The woman's face colored a delicate shell pink. Her expression was radiance tempered by incredulity.
"How—how nice of you, Mrs. Courtlandt, how human. I—I am Mrs. Jim Carey. Nell Carey. Won't you come in?"
Jerry liked her dignity. She showed no consciousness of the difference between her three-room shack and the luxurious ranch-house from which the visitor had come. "Thoroughbred," thought the girl as she preceded her hostess into a small but immaculately clean room. With a happy laugh tinged with excitement, Nell Carey waved her to a seat.
"Do make yourself comfortable. If you'll excuse me for a moment I'll bring some tea.

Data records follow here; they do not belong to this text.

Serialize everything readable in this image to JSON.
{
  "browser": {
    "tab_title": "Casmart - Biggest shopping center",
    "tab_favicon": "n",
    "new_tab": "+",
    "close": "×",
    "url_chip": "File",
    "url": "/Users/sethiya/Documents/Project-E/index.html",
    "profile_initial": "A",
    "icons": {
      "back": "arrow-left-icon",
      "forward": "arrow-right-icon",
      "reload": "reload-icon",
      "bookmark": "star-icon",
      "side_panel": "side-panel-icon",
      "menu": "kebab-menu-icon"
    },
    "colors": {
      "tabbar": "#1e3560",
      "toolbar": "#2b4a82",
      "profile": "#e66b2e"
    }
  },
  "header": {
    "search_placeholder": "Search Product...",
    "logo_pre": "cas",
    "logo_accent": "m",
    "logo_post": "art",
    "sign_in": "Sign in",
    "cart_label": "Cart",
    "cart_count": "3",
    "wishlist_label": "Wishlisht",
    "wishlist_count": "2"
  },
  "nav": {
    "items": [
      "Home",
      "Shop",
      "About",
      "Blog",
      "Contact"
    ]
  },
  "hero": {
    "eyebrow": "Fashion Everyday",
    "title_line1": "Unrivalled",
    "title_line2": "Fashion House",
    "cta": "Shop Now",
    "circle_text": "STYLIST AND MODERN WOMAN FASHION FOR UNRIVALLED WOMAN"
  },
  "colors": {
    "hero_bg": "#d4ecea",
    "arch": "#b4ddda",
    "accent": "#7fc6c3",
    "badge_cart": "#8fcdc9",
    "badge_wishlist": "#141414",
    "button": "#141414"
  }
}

The kettle has just boiled. You won't vanish while I'm gone, will you? Promise. I have a horrible fear that your being here may be nothing but an iridescent dream."
Jerry's heart smarted with self-reproach. What heathen people can be and yet be neighbors, she thought. Here was this girl, and she was a girl in spite of that betraying heap of white sewing on the machine in the corner, craving companionship, and she spent hours and hours riding about the country with never a thought of being neighborly. She looked about the room. What part of it wasn't taken up by a roll-top desk was filled by a table fairly groaning under its load of magazines. Three chairs and the machine completed the furnishings; that is, unless a worn violin case in a corner came under that head. She hastily cleared an end of the table as Nell Carey entered with a tea-tray.
"Thank you. You are the first woman who has been inside my house since I came here a year ago," she announced breathlessly. Her eyes glowed, her cheeks were flushed. "Of course Jim has flivvered me to town, but—but I haven't met anyone whom I cared to have here. Cream?"
The loneliness of it, Jerry thought, as she watched her hostess pour thick cream into the fragrant tea with hands that trembled. Then she remembered that she had been at the Double O three months, and that except for Ming Soy and Mrs. Simms, the foreman's wife at Upper Farm, she had not seen a woman. Curious that she had not missed them. Doc Rand had been as neighborly as his busy life permitted; Bruce Greyson had been away from the X Y Z since her arrival. With Steve and Tommy she had been absolutely content. Why? Her thoughts bolted on a tour of investigation; she dragged them back to answer a question from her hostess:
"Not another cookie, thank you. I've been a gourmand, but they are delicious."
"Jim likes them."
"I wonder if I saw your husband by the stream?"